10. The decomposition method according to any one of claims 1 to 7, wherein the oxygen reduction potential (working electrode: platinum electrode, reference electrode: silver-silver chloride electrode) is 300 to 1100 mV, and the chlorine concentration is 2 to 100 mg / L. 10. The decomposition method according to claim 1, wherein the light is light containing light in a wavelength range of 300 to 500 nm. 11. The decomposition method according to claim 10, wherein the light is light in a wavelength range of 350 to 450 nm. 12. The light irradiation amount is 10 μW / cm ² -10
The decomposition method according to any one of claims 1 to 11, wherein the decomposition method is mW / cm ² . 13. The irradiation amount of the light is 50 μW / cm ^{2 to 5} m.
Decomposition method according to claim 12, which is a W / cm ^2. 14. The decomposition method according to claim 1, wherein the halogenated aliphatic hydrocarbon is an aliphatic hydrocarbon compound substituted with a chlorine atom. 15. The halogen aliphatic hydrocarbon may be trichloroethylene, 1,1,1-trichloroethane, tetrachloroethylene, 1,1-dichloroethylene, cis-1,2-dichloroethylene, trans-1,2-dichloroethylene, trichloromethane (chloroform ) And at least one of dichloromethane. 16. A decomposition tank, means for supplying a halogenated aliphatic hydrocarbon compound as a substance to be decomposed to the decomposition tank, adsorption means having an adsorptive surface capable of adsorbing and desorbing the substance to be decomposed, and An electrode, which also serves as means for generating functional water that decomposes the substance to be decomposed under light irradiation by electrolysis of an aqueous electrolyte solution, means for irradiating light to cause a decomposition reaction by the functional water, and performing the electrolysis And a counter electrode of the electrode for the decomposition. 17. The decomposition apparatus according to claim 16, wherein the adsorption and desorption using the electrode and the decomposition reaction are performed in the same decomposition tank. 18. The decomposition apparatus according to claim 16, wherein the supply of the substance to be decomposed to a portion in contact with the adsorptive surface of the electrode is performed in a state of being contained in a gas or a liquid. 19. The decomposition apparatus according to claim 16, wherein the material of the conductive adsorbent has a volume resistivity of 10 ⁻³ Ωm or less. 20. The decomposition apparatus according to claim 16, wherein the surface of the conductive adsorbent is porous. 21. The decomposition apparatus according to claim 19, wherein the conductive adsorbent is at least one selected from activated carbon, activated carbon fiber, and porous metal. 22. The decomposition apparatus according to claim 16, wherein the electrolyte is at least one of sodium chloride and potassium chloride. 23. The electrolyzed functional water has a hydrogen ion concentration (pH
23) The oxidation-reduction potential (working electrode: platinum electrode, reference electrode: silver-silver chloride electrode) of 800 to 1500 mV, and the chlorine concentration of 5 to 150 mg / L. Decomposition equipment. 24. The functional water has a hydrogen ion concentration (pH value) of 4.

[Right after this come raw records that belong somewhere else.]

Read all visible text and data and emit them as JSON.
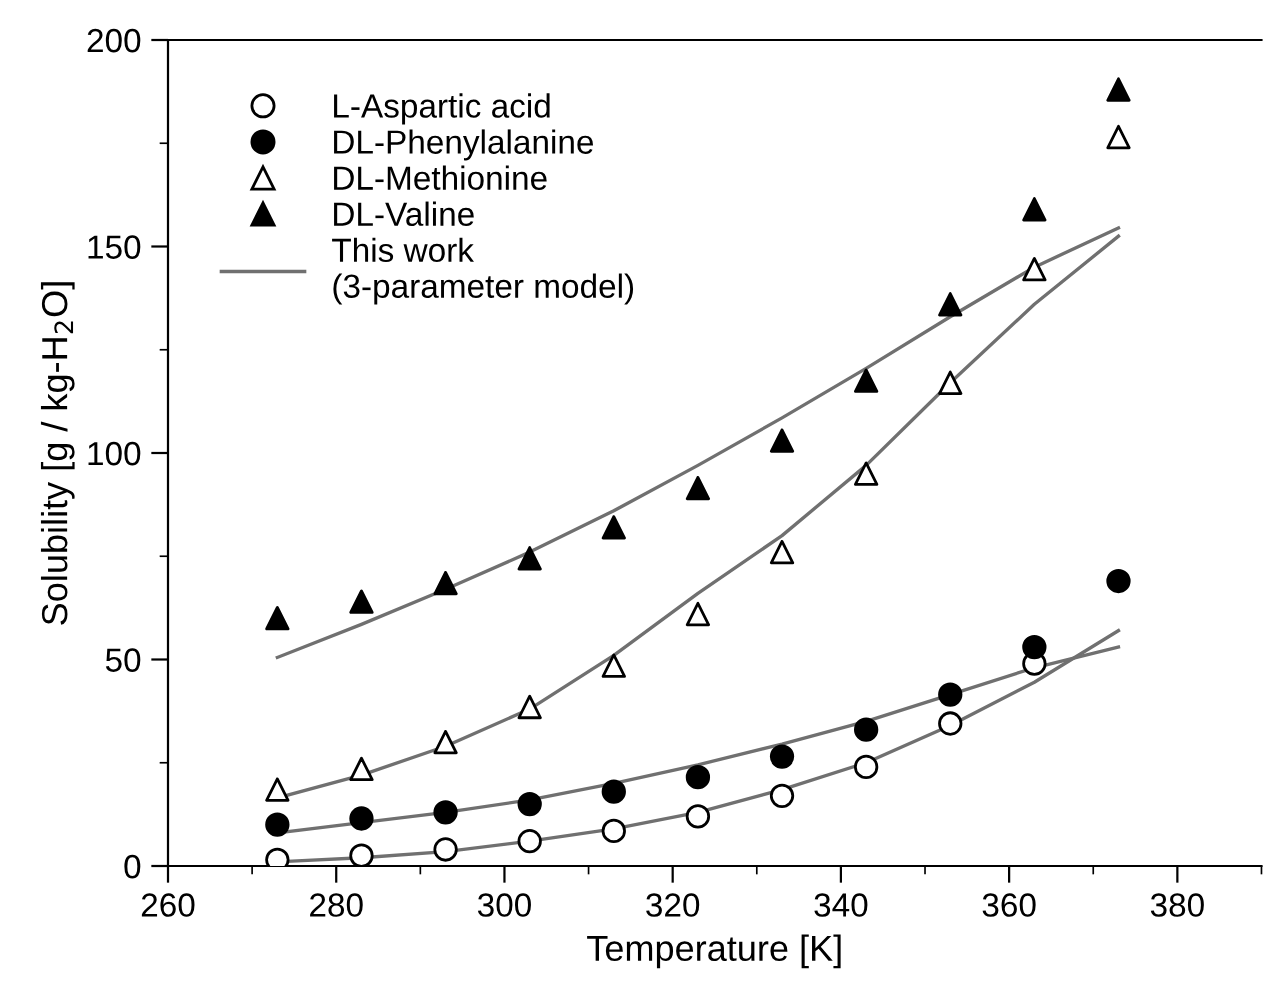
{
  "chart_data": {
    "type": "scatter",
    "xlabel": "Temperature [K]",
    "ylabel": "Solubility [g / kg-H$_{2}$O]",
    "xlim": [
      260,
      390
    ],
    "ylim": [
      0,
      200
    ],
    "xticks": [
      260,
      280,
      300,
      320,
      340,
      360,
      380
    ],
    "yticks": [
      0,
      50,
      100,
      150,
      200
    ],
    "grid": false,
    "legend": "top left",
    "series": [
      {
        "name": "L-Aspartic acid",
        "marker": "circle-open",
        "color": "#000000",
        "x": [
          273,
          283,
          293,
          303,
          313,
          323,
          333,
          343,
          353,
          363
        ],
        "values": [
          1.5,
          2.5,
          4,
          6,
          8.5,
          12,
          17,
          24,
          34.5,
          49
        ]
      },
      {
        "name": "DL-Phenylalanine",
        "marker": "circle",
        "color": "#000000",
        "x": [
          273,
          283,
          293,
          303,
          313,
          323,
          333,
          343,
          353,
          363,
          373
        ],
        "values": [
          10,
          11.5,
          13,
          15,
          18,
          21.5,
          26.5,
          33,
          41.5,
          53,
          69
        ]
      },
      {
        "name": "DL-Methionine",
        "marker": "triangle-open",
        "color": "#000000",
        "x": [
          273,
          283,
          293,
          303,
          313,
          323,
          333,
          343,
          353,
          363,
          373
        ],
        "values": [
          18.5,
          23.5,
          30,
          38.5,
          48.5,
          61,
          76,
          95,
          117,
          144.5,
          176.5
        ]
      },
      {
        "name": "DL-Valine",
        "marker": "triangle",
        "color": "#000000",
        "x": [
          273,
          283,
          293,
          303,
          313,
          323,
          333,
          343,
          353,
          363,
          373
        ],
        "values": [
          60,
          64,
          68.5,
          74.5,
          82,
          91.5,
          103,
          117.5,
          136,
          159,
          188
        ]
      },
      {
        "name": "This work\n(3-parameter model)",
        "type": "line",
        "marker": "none",
        "color": "#707070",
        "x": [
          273,
          283,
          293,
          303,
          313,
          323,
          333,
          343,
          353,
          363,
          373
        ],
        "values": [
          1,
          2,
          3.5,
          6,
          9,
          13,
          18.5,
          25,
          34,
          44.5,
          57
        ]
      },
      {
        "type": "line",
        "marker": "none",
        "color": "#707070",
        "x": [
          273,
          283,
          293,
          303,
          313,
          323,
          333,
          343,
          353,
          363,
          373
        ],
        "values": [
          8,
          10.5,
          13,
          16,
          20,
          24.5,
          29.5,
          35,
          41.5,
          48,
          53
        ]
      },
      {
        "type": "line",
        "marker": "none",
        "color": "#707070",
        "x": [
          273,
          283,
          293,
          303,
          313,
          323,
          333,
          343,
          353,
          363,
          373
        ],
        "values": [
          16.5,
          22,
          29,
          38,
          51,
          66,
          80,
          97,
          117,
          136,
          152.5
        ]
      },
      {
        "type": "line",
        "marker": "none",
        "color": "#707070",
        "x": [
          273,
          283,
          293,
          303,
          313,
          323,
          333,
          343,
          353,
          363,
          373
        ],
        "values": [
          50.5,
          58.5,
          67,
          76,
          86,
          97,
          108.5,
          120.5,
          133,
          145,
          154.5
        ]
      }
    ]
  }
}
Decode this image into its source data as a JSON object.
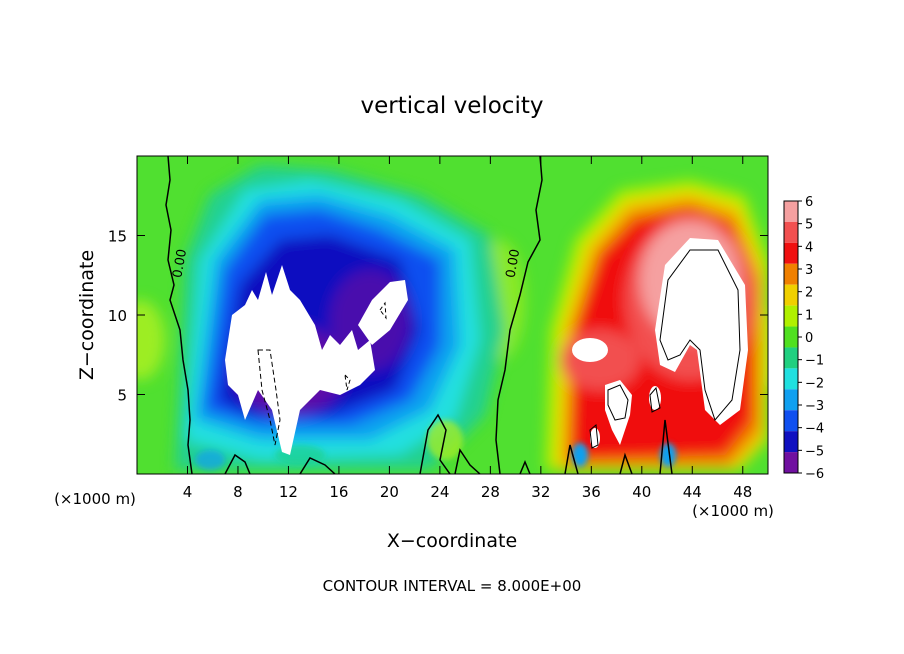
{
  "chart_data": {
    "type": "heatmap",
    "title": "vertical velocity",
    "xlabel": "X−coordinate",
    "ylabel": "Z−coordinate",
    "x_unit_left": "(×1000 m)",
    "x_unit_right": "(×1000 m)",
    "footer": "CONTOUR INTERVAL = 8.000E+00",
    "xlim": [
      0,
      50
    ],
    "ylim": [
      0,
      20
    ],
    "x_ticks": [
      4,
      8,
      12,
      16,
      20,
      24,
      28,
      32,
      36,
      40,
      44,
      48
    ],
    "x_tick_labels": [
      "4",
      "8",
      "12",
      "16",
      "20",
      "24",
      "28",
      "32",
      "36",
      "40",
      "44",
      "48"
    ],
    "y_ticks": [
      5,
      10,
      15
    ],
    "y_tick_labels": [
      "5",
      "10",
      "15"
    ],
    "colorbar": {
      "levels": [
        6,
        5,
        4,
        3,
        2,
        1,
        0,
        -1,
        -2,
        -3,
        -4,
        -5,
        -6
      ],
      "labels": [
        "6",
        "5",
        "4",
        "3",
        "2",
        "1",
        "0",
        "−1",
        "−2",
        "−3",
        "−4",
        "−5",
        "−6"
      ],
      "colors": [
        "#f5a0a0",
        "#f25050",
        "#f01010",
        "#f08000",
        "#f0d000",
        "#b0f000",
        "#50e020",
        "#20d080",
        "#20e0e0",
        "#10a0f0",
        "#1050f0",
        "#1010c0",
        "#7010a0"
      ]
    },
    "contour_labels": [
      {
        "text": "0.00",
        "x": 3.7,
        "z": 13.2
      },
      {
        "text": "0.00",
        "x": 30.1,
        "z": 13.2
      }
    ],
    "features": [
      {
        "type": "downdraft",
        "x_center": 15,
        "z_center": 10,
        "peak": -6
      },
      {
        "type": "updraft",
        "x_center": 43,
        "z_center": 10,
        "peak": 6
      }
    ]
  }
}
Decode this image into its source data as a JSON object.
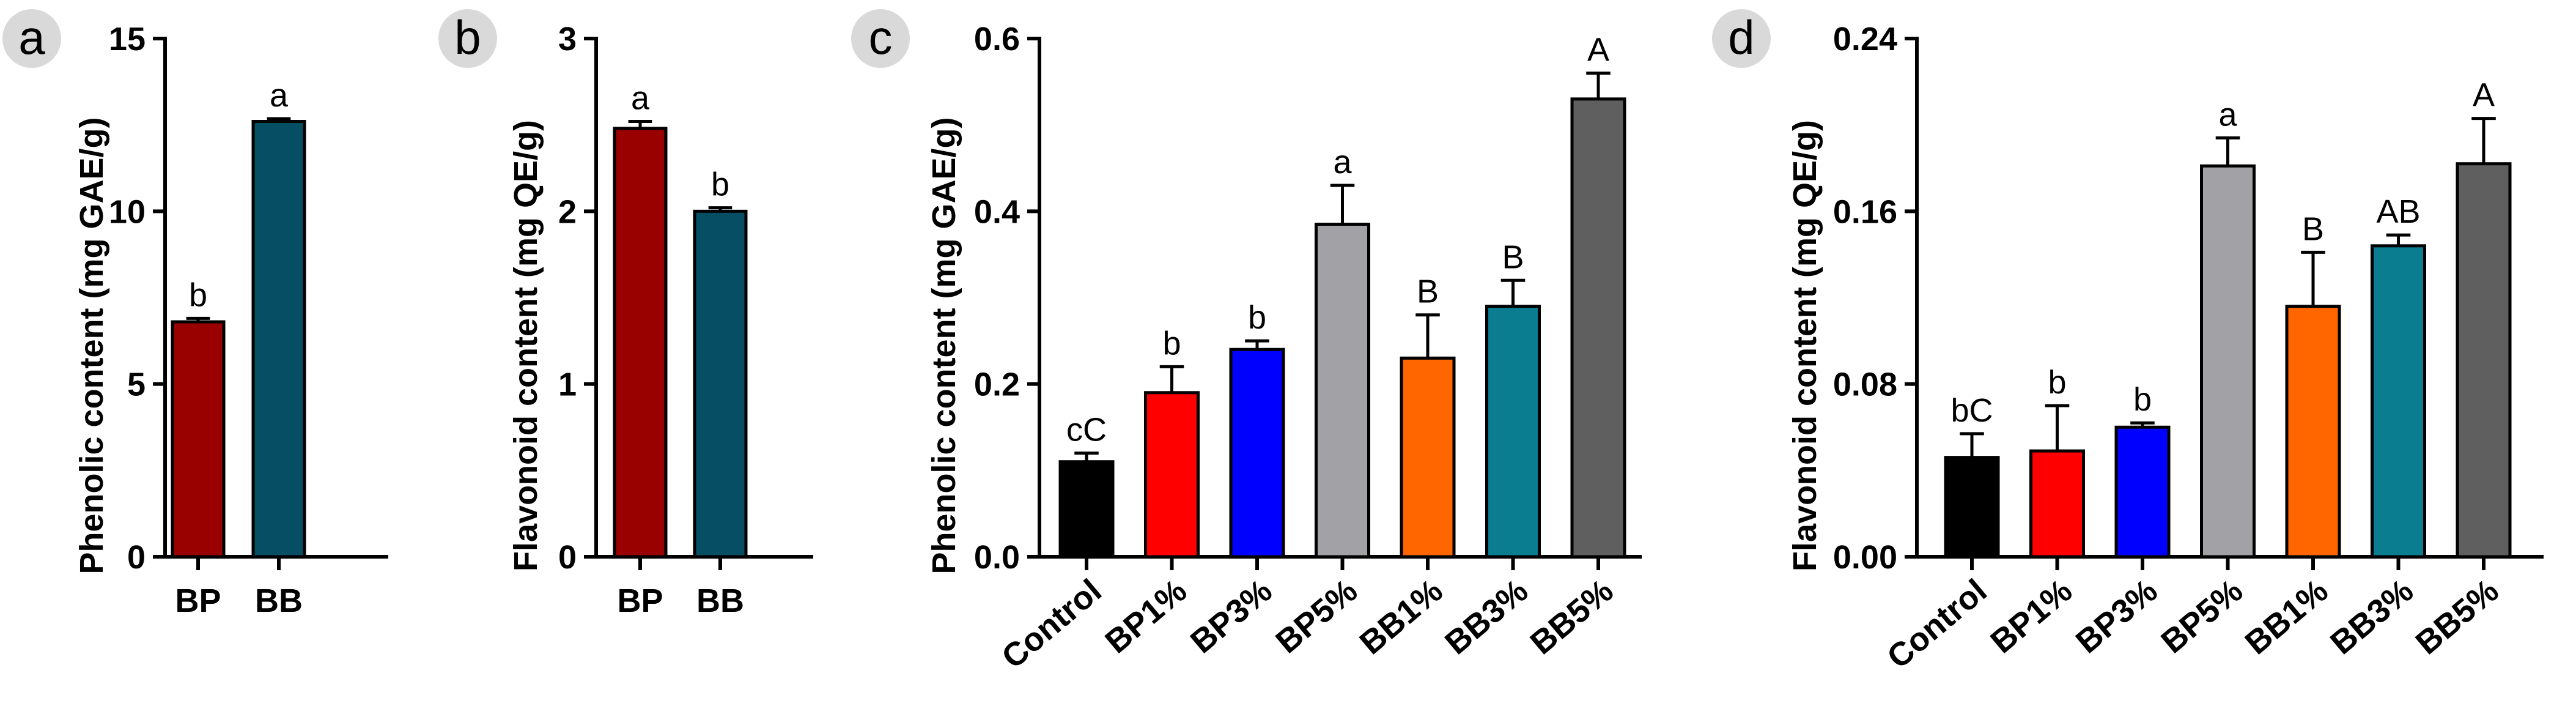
{
  "chart_data": [
    {
      "panel": "a",
      "type": "bar",
      "title": "",
      "xlabel": "",
      "ylabel": "Phenolic content (mg GAE/g)",
      "ylim": [
        0,
        15
      ],
      "yticks": [
        "0",
        "5",
        "10",
        "15"
      ],
      "grid": false,
      "categories": [
        "BP",
        "BB"
      ],
      "values": [
        6.8,
        12.6
      ],
      "errors": [
        0.1,
        0.08
      ],
      "labels": [
        "b",
        "a"
      ],
      "colors": [
        "#990000",
        "#054e63"
      ]
    },
    {
      "panel": "b",
      "type": "bar",
      "title": "",
      "xlabel": "",
      "ylabel": "Flavonoid content (mg QE/g)",
      "ylim": [
        0,
        3
      ],
      "yticks": [
        "0",
        "1",
        "2",
        "3"
      ],
      "grid": false,
      "categories": [
        "BP",
        "BB"
      ],
      "values": [
        2.48,
        2.0
      ],
      "errors": [
        0.04,
        0.02
      ],
      "labels": [
        "a",
        "b"
      ],
      "colors": [
        "#990000",
        "#054e63"
      ]
    },
    {
      "panel": "c",
      "type": "bar",
      "title": "",
      "xlabel": "",
      "ylabel": "Phenolic content (mg GAE/g)",
      "ylim": [
        0,
        0.6
      ],
      "yticks": [
        "0.0",
        "0.2",
        "0.4",
        "0.6"
      ],
      "grid": false,
      "categories": [
        "Control",
        "BP1%",
        "BP3%",
        "BP5%",
        "BB1%",
        "BB3%",
        "BB5%"
      ],
      "values": [
        0.11,
        0.19,
        0.24,
        0.385,
        0.23,
        0.29,
        0.53
      ],
      "errors": [
        0.01,
        0.03,
        0.01,
        0.045,
        0.05,
        0.03,
        0.03
      ],
      "labels": [
        "cC",
        "b",
        "b",
        "a",
        "B",
        "B",
        "A"
      ],
      "colors": [
        "#000000",
        "#ff0000",
        "#0000ff",
        "#a2a2a6",
        "#ff6600",
        "#0a7d91",
        "#5f5f5f"
      ]
    },
    {
      "panel": "d",
      "type": "bar",
      "title": "",
      "xlabel": "",
      "ylabel": "Flavonoid content (mg QE/g)",
      "ylim": [
        0,
        0.24
      ],
      "yticks": [
        "0.00",
        "0.08",
        "0.16",
        "0.24"
      ],
      "grid": false,
      "categories": [
        "Control",
        "BP1%",
        "BP3%",
        "BP5%",
        "BB1%",
        "BB3%",
        "BB5%"
      ],
      "values": [
        0.046,
        0.049,
        0.06,
        0.181,
        0.116,
        0.144,
        0.182
      ],
      "errors": [
        0.011,
        0.021,
        0.002,
        0.013,
        0.025,
        0.005,
        0.021
      ],
      "labels": [
        "bC",
        "b",
        "b",
        "a",
        "B",
        "AB",
        "A"
      ],
      "colors": [
        "#000000",
        "#ff0000",
        "#0000ff",
        "#a2a2a6",
        "#ff6600",
        "#0a7d91",
        "#5f5f5f"
      ]
    }
  ]
}
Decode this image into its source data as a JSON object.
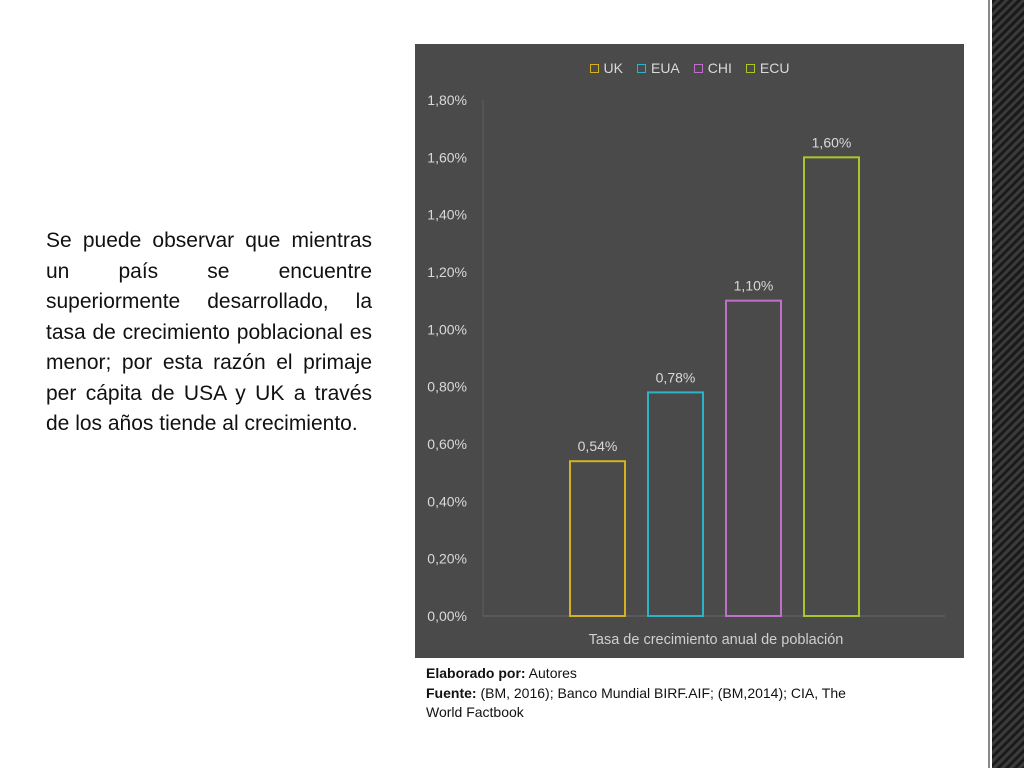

23. The decomposition apparatus according to claim 16, wherein the oxidation-reduction potential (working electrode: platinum electrode, reference electrode: silver-silver chloride electrode) is 300 to 1100 mV, and the chlorine concentration is 2 to 100 mg / L. 25. The decomposition apparatus according to claim 16, wherein the light is light including light in a wavelength range of 300 to 500 nm. 26. The decomposition apparatus according to claim 25, wherein the light is light in a wavelength range of 350 to 450 nm. 27. An irradiation amount of said light of 10 μW / cm ² to 10
The decomposition apparatus according to any one of claims 16 to 26, wherein the decomposition power is mW / cm ² . 28. An irradiation amount of the light is 50 μW / cm ^{2 to 5} m.
Decomposing apparatus according to claim 27 which is a W / cm ^2.